Она оторвалась от книги, поставила палец на абзаце и посмотрела на подругу. Лесли прощупала лоб и с каждым движением ее лицо становилось все более и более кислым. Харпер вздохнула и посмотрела вместе с ней в зеркало. Она с улыбкой отметила, что у нее самой лице не прыщика, но так или иначе, у Лесли и правда появились покраснения.
— Эвелин… — плаксиво воскликнула она, отвернувшись от зеркала. — Я же давно не подросток, почему они лезут, будто я мышеловка, а они жалкие крысы?
— Лес, я же покупала тебе мазь, ты опять ее забыла? — поглаживая пальцами ценнейшие листочки в книге, усмехнулась она.
— Ах, тебе все смешно, — вздохнула Лесли, отчаянно застонав.

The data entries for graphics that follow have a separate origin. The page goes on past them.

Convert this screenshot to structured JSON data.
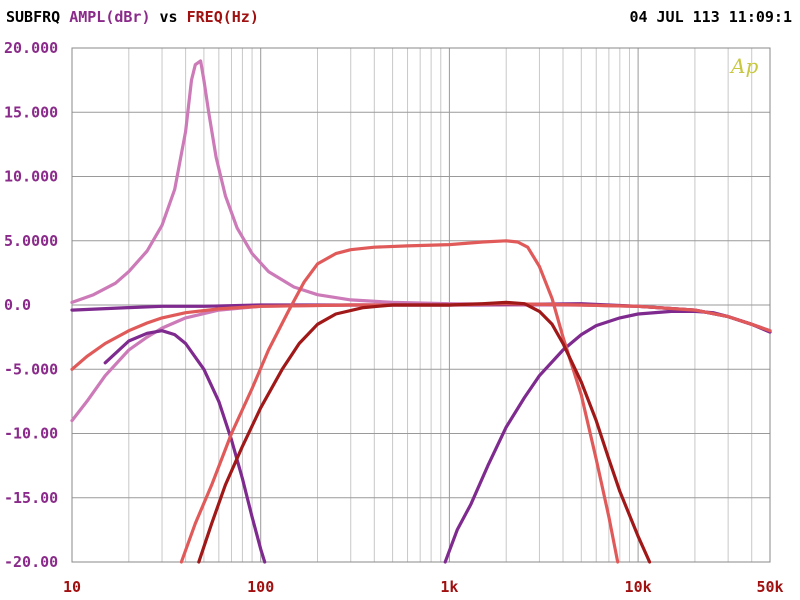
{
  "header": {
    "name": "SUBFRQ",
    "y_quantity": "AMPL(dBr)",
    "vs": "vs",
    "x_quantity": "FREQ(Hz)",
    "timestamp": "04 JUL 113 11:09:1"
  },
  "logo": "Ap",
  "colors": {
    "axis_text": "#7a1e7a",
    "grid_major": "#9a9a9a",
    "grid_minor": "#c8c8c8",
    "tick_text_y": "#8a2a8a",
    "tick_text_x": "#a01010",
    "logo": "#c8c840"
  },
  "chart_data": {
    "type": "line",
    "xscale": "log",
    "xlim": [
      10,
      50000
    ],
    "ylim": [
      -20,
      20
    ],
    "grid": true,
    "y_ticks": [
      {
        "value": 20,
        "label": "20.000"
      },
      {
        "value": 15,
        "label": "15.000"
      },
      {
        "value": 10,
        "label": "10.000"
      },
      {
        "value": 5,
        "label": "5.0000"
      },
      {
        "value": 0,
        "label": "0.0"
      },
      {
        "value": -5,
        "label": "-5.000"
      },
      {
        "value": -10,
        "label": "-10.00"
      },
      {
        "value": -15,
        "label": "-15.00"
      },
      {
        "value": -20,
        "label": "-20.00"
      }
    ],
    "x_ticks": [
      {
        "value": 10,
        "label": "10"
      },
      {
        "value": 100,
        "label": "100"
      },
      {
        "value": 1000,
        "label": "1k"
      },
      {
        "value": 10000,
        "label": "10k"
      },
      {
        "value": 50000,
        "label": "50k"
      }
    ],
    "series": [
      {
        "color": "#cc7ab8",
        "points": [
          [
            10,
            -9.0
          ],
          [
            12,
            -7.5
          ],
          [
            15,
            -5.5
          ],
          [
            20,
            -3.5
          ],
          [
            25,
            -2.5
          ],
          [
            30,
            -1.8
          ],
          [
            40,
            -1.0
          ],
          [
            60,
            -0.4
          ],
          [
            100,
            -0.1
          ],
          [
            300,
            0
          ],
          [
            1000,
            0
          ],
          [
            5000,
            0
          ],
          [
            10000,
            -0.1
          ],
          [
            20000,
            -0.4
          ],
          [
            30000,
            -0.9
          ],
          [
            40000,
            -1.5
          ],
          [
            50000,
            -2.0
          ]
        ]
      },
      {
        "color": "#cc7ab8",
        "points": [
          [
            10,
            0.2
          ],
          [
            13,
            0.8
          ],
          [
            17,
            1.7
          ],
          [
            20,
            2.6
          ],
          [
            25,
            4.2
          ],
          [
            30,
            6.2
          ],
          [
            35,
            9.0
          ],
          [
            40,
            13.5
          ],
          [
            43,
            17.5
          ],
          [
            45,
            18.7
          ],
          [
            48,
            19.0
          ],
          [
            50,
            17.5
          ],
          [
            53,
            15.0
          ],
          [
            58,
            11.5
          ],
          [
            65,
            8.5
          ],
          [
            75,
            6.0
          ],
          [
            90,
            4.0
          ],
          [
            110,
            2.6
          ],
          [
            150,
            1.4
          ],
          [
            200,
            0.8
          ],
          [
            300,
            0.4
          ],
          [
            500,
            0.2
          ],
          [
            1000,
            0.1
          ],
          [
            5000,
            0
          ],
          [
            10000,
            -0.1
          ],
          [
            20000,
            -0.4
          ],
          [
            30000,
            -0.9
          ],
          [
            40000,
            -1.5
          ],
          [
            50000,
            -2.0
          ]
        ]
      },
      {
        "color": "#7e2a8e",
        "points": [
          [
            10,
            -0.4
          ],
          [
            20,
            -0.2
          ],
          [
            30,
            -0.1
          ],
          [
            50,
            -0.1
          ],
          [
            100,
            0
          ],
          [
            1000,
            0
          ],
          [
            5000,
            0.1
          ],
          [
            10000,
            -0.1
          ],
          [
            20000,
            -0.4
          ],
          [
            30000,
            -0.9
          ],
          [
            40000,
            -1.5
          ],
          [
            50000,
            -2.1
          ]
        ]
      },
      {
        "color": "#7e2a8e",
        "points": [
          [
            15,
            -4.5
          ],
          [
            20,
            -2.8
          ],
          [
            25,
            -2.2
          ],
          [
            30,
            -2.0
          ],
          [
            35,
            -2.3
          ],
          [
            40,
            -3.0
          ],
          [
            50,
            -5.0
          ],
          [
            60,
            -7.5
          ],
          [
            70,
            -10.5
          ],
          [
            80,
            -13.5
          ],
          [
            90,
            -16.5
          ],
          [
            100,
            -19.0
          ],
          [
            105,
            -20.0
          ]
        ]
      },
      {
        "color": "#7e2a8e",
        "points": [
          [
            950,
            -20
          ],
          [
            1100,
            -17.5
          ],
          [
            1300,
            -15.5
          ],
          [
            1600,
            -12.5
          ],
          [
            2000,
            -9.5
          ],
          [
            2500,
            -7.2
          ],
          [
            3000,
            -5.5
          ],
          [
            4000,
            -3.5
          ],
          [
            5000,
            -2.3
          ],
          [
            6000,
            -1.6
          ],
          [
            8000,
            -1.0
          ],
          [
            10000,
            -0.7
          ],
          [
            15000,
            -0.5
          ],
          [
            20000,
            -0.5
          ],
          [
            25000,
            -0.6
          ],
          [
            30000,
            -0.9
          ],
          [
            40000,
            -1.5
          ],
          [
            50000,
            -2.1
          ]
        ]
      },
      {
        "color": "#e05a5a",
        "points": [
          [
            10,
            -5.0
          ],
          [
            12,
            -4.0
          ],
          [
            15,
            -3.0
          ],
          [
            20,
            -2.0
          ],
          [
            25,
            -1.4
          ],
          [
            30,
            -1.0
          ],
          [
            40,
            -0.6
          ],
          [
            60,
            -0.3
          ],
          [
            100,
            -0.1
          ],
          [
            300,
            0
          ],
          [
            1000,
            0
          ],
          [
            2000,
            0.1
          ],
          [
            5000,
            0
          ],
          [
            10000,
            -0.1
          ],
          [
            20000,
            -0.4
          ],
          [
            30000,
            -0.9
          ],
          [
            40000,
            -1.5
          ],
          [
            50000,
            -2.0
          ]
        ]
      },
      {
        "color": "#e05a5a",
        "points": [
          [
            38,
            -20
          ],
          [
            45,
            -17
          ],
          [
            55,
            -14
          ],
          [
            70,
            -10
          ],
          [
            90,
            -6.5
          ],
          [
            110,
            -3.5
          ],
          [
            140,
            -0.5
          ],
          [
            170,
            1.8
          ],
          [
            200,
            3.2
          ],
          [
            250,
            4.0
          ],
          [
            300,
            4.3
          ],
          [
            400,
            4.5
          ],
          [
            600,
            4.6
          ],
          [
            1000,
            4.7
          ],
          [
            1500,
            4.9
          ],
          [
            2000,
            5.0
          ],
          [
            2300,
            4.9
          ],
          [
            2600,
            4.5
          ],
          [
            3000,
            3.0
          ],
          [
            3500,
            0.5
          ],
          [
            4000,
            -2.5
          ],
          [
            5000,
            -7.0
          ],
          [
            6000,
            -12.0
          ],
          [
            7000,
            -16.5
          ],
          [
            7800,
            -20
          ]
        ]
      },
      {
        "color": "#a01818",
        "points": [
          [
            47,
            -20
          ],
          [
            55,
            -17.0
          ],
          [
            65,
            -14.0
          ],
          [
            80,
            -11.0
          ],
          [
            100,
            -8.0
          ],
          [
            130,
            -5.0
          ],
          [
            160,
            -3.0
          ],
          [
            200,
            -1.5
          ],
          [
            250,
            -0.7
          ],
          [
            350,
            -0.2
          ],
          [
            500,
            0
          ],
          [
            1000,
            0
          ],
          [
            1500,
            0.1
          ],
          [
            2000,
            0.2
          ],
          [
            2500,
            0.1
          ],
          [
            3000,
            -0.5
          ],
          [
            3500,
            -1.5
          ],
          [
            4000,
            -3.0
          ],
          [
            5000,
            -6.0
          ],
          [
            6000,
            -9.0
          ],
          [
            7000,
            -12.0
          ],
          [
            8000,
            -14.5
          ],
          [
            10000,
            -18.0
          ],
          [
            11500,
            -20
          ]
        ]
      }
    ]
  }
}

Харпер перехватила ее руки и разглядела покраснение на лице. Прыщик только начал формироваться, Лесли придется подождать пару дней, чтобы благополучно его выдавить. Эвелин надавила на него пальцем, проверяя свое предположение. Лесли тем временем, видимо, жаждала поддержки и прижалась к Харпер. Такие вспышки объятий ей всегда были важны.
— Он еще болит…
Харпер встала на специальный стул и потянулась к полке. Там лежали различные таблетки или мази для самих медсестер. Ярко-желтый тюбик она нашла сразу и аккуратно спустилась обратно.
— Держи, — протянула Эвелин, — нанеси на пять минут, он хоть кожу подсушит.
— Ты ж моя спасительница! — Лесли посмотрела на нее со всей благодарностью.
Лесли потянулась обнять ее, и Эвелин с радостью обвила руки вокруг талии. Харпер уткнулась ей в грудь и приятно замурчала. Порой она завидовала подруге — пока у нее самой размер груди только-только доходил до второго, Лесли вовсю поглаживала свой четвертый. И пусть Харпер часто слышала жалобы от нее, что все это болит, сложно подобрать нужный размер и прочие ложки дегтя в таком сладком меде, Харпер продолжала блаженно прижиматься к ней и лежать на груди, когда только вздумается.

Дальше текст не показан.